Even if the Jamat-e-Ulema Hind is a major player in organising the peasants’ stir, the issue clearly is one of land and not of communal politics. To give it a communal colour could only make things worse.
In much the same manner, the CPM has cited its political battles during the land reforms movement with the current political controversy over industrialisation. The party argues that it has faced – and won – political challenges over its movement for seizure and distribution of land. The battle for industrialisation, it says, will be joined and won the same way.
But the difference in the two situations is far too obvious for anyone to miss – the CPM then was giving land to the landless and the industrialisation policy has now reversed its role, making it the party that wants to take away land from the farmers. The party’s campaign about the benefits of industrialisation, irrespective of its merit, has obviously not convinced the affected farmers as yet.
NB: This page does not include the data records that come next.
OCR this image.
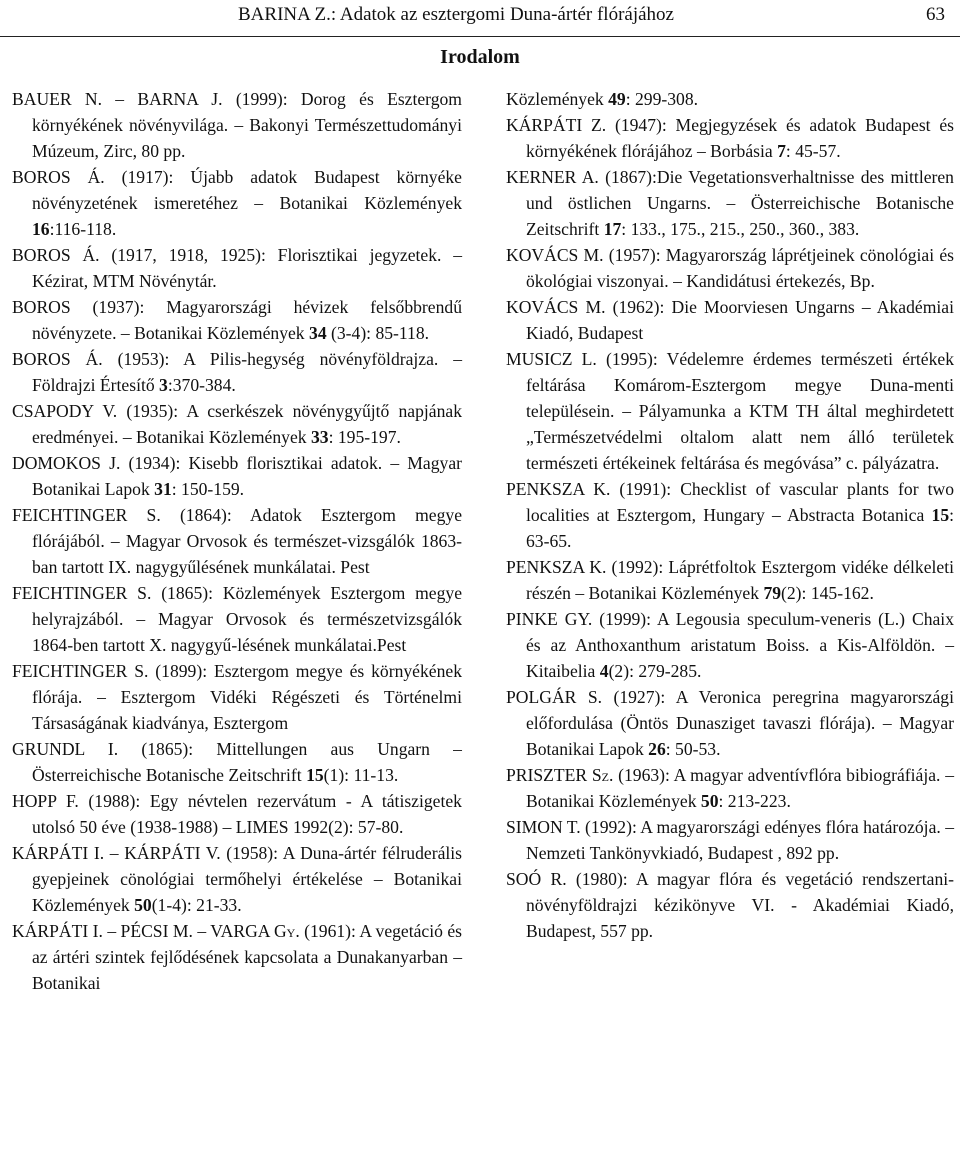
BARINA Z.: Adatok az esztergomi Duna-ártér flórájához	63
Irodalom

BAUER N. – BARNA J. (1999): Dorog és Esztergom környékének növényvilága. – Bakonyi Természettudományi Múzeum, Zirc, 80 pp.

BOROS Á. (1917): Újabb adatok Budapest környéke növényzetének ismeretéhez – Botanikai Közlemények 16:116-118.

BOROS Á. (1917, 1918, 1925): Florisztikai jegyzetek. – Kézirat, MTM Növénytár.

BOROS (1937): Magyarországi hévizek felsőbbrendű növényzete. – Botanikai Közlemények 34 (3-4): 85-118.

BOROS Á. (1953): A Pilis-hegység növényföldrajza. – Földrajzi Értesítő 3:370-384.

CSAPODY V. (1935): A cserkészek növénygyűjtő napjának eredményei. – Botanikai Közlemények 33: 195-197.

DOMOKOS J. (1934): Kisebb florisztikai adatok. – Magyar Botanikai Lapok 31: 150-159.

FEICHTINGER S. (1864): Adatok Esztergom megye flórájából. – Magyar Orvosok és természet-vizsgálók 1863-ban tartott IX. nagygyűlésének munkálatai. Pest

FEICHTINGER S. (1865): Közlemények Esztergom megye helyrajzából. – Magyar Orvosok és természetvizsgálók 1864-ben tartott X. nagygyű-lésének munkálatai.Pest

FEICHTINGER S. (1899): Esztergom megye és környékének flórája. – Esztergom Vidéki Régészeti és Történelmi Társaságának kiadványa, Esztergom

GRUNDL I. (1865): Mittellungen aus Ungarn – Österreichische Botanische Zeitschrift 15(1): 11-13.

HOPP F. (1988): Egy névtelen rezervátum - A tátiszigetek utolsó 50 éve (1938-1988) – LIMES 1992(2): 57-80.

KÁRPÁTI I. – KÁRPÁTI V. (1958): A Duna-ártér félruderális gyepjeinek cönológiai termőhelyi értékelése – Botanikai Közlemények 50(1-4): 21-33.

KÁRPÁTI I. – PÉCSI M. – VARGA Gy. (1961): A vegetáció és az ártéri szintek fejlődésének kapcsolata a Dunakanyarban – Botanikai

Közlemények 49: 299-308.

KÁRPÁTI Z. (1947): Megjegyzések és adatok Budapest és környékének flórájához – Borbásia 7: 45-57.

KERNER A. (1867):Die Vegetationsverhaltnisse des mittleren und östlichen Ungarns. – Österreichische Botanische Zeitschrift 17: 133., 175., 215., 250., 360., 383.

KOVÁCS M. (1957): Magyarország láprétjeinek cönológiai és ökológiai viszonyai. – Kandidátusi értekezés, Bp.

KOVÁCS M. (1962): Die Moorviesen Ungarns – Akadémiai Kiadó, Budapest

MUSICZ L. (1995): Védelemre érdemes természeti értékek feltárása Komárom-Esztergom megye Duna-menti településein. – Pályamunka a KTM TH által meghirdetett „Természetvédelmi oltalom alatt nem álló területek természeti értékeinek feltárása és megóvása” c. pályázatra.

PENKSZA K. (1991): Checklist of vascular plants for two localities at Esztergom, Hungary – Abstracta Botanica 15: 63-65.

PENKSZA K. (1992): Láprétfoltok Esztergom vidéke délkeleti részén – Botanikai Közlemények 79(2): 145-162.

PINKE GY. (1999): A Legousia speculum-veneris (L.) Chaix és az Anthoxanthum aristatum Boiss. a Kis-Alföldön. – Kitaibelia 4(2): 279-285.

POLGÁR S. (1927): A Veronica peregrina magyarországi előfordulása (Öntös Dunasziget tavaszi flórája). – Magyar Botanikai Lapok 26: 50-53.

PRISZTER Sz. (1963): A magyar adventívflóra bibiográfiája. – Botanikai Közlemények 50: 213-223.

SIMON T. (1992): A magyarországi edényes flóra határozója. – Nemzeti Tankönyvkiadó, Budapest , 892 pp.

SOÓ R. (1980): A magyar flóra és vegetáció rendszertani-növényföldrajzi kézikönyve VI. - Akadémiai Kiadó, Budapest, 557 pp.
Not just the farmers, the CPM’s partners in the Left Front, too, are not convinced that the government should force the industrialisation agenda at the cost of displacement and large-scale socio-economic dislocation of people’s lives. Such questions may be increasingly raised even within the CPM, although the party has debated them for several years now and decided to take the political risks in implementing the industrialisation agenda.
The problem for the chief minister and the party is that total withdrawal from the industrialisation agenda is not an option for them. But then, forcing it with the help of the police will neither give it political legitimacy nor solve the problem of political - and potentially violent – confrontations.
The CPM may be forced to take a more realistic view of the complex challenges of the economic transition that it wants to usher in in Bengal. That could mean a go-slow on industrialisation and even a climbdown on certain aspects of it. The government’s latest announcement that it would put a brake on new SEZs is an indication of this change of strategy.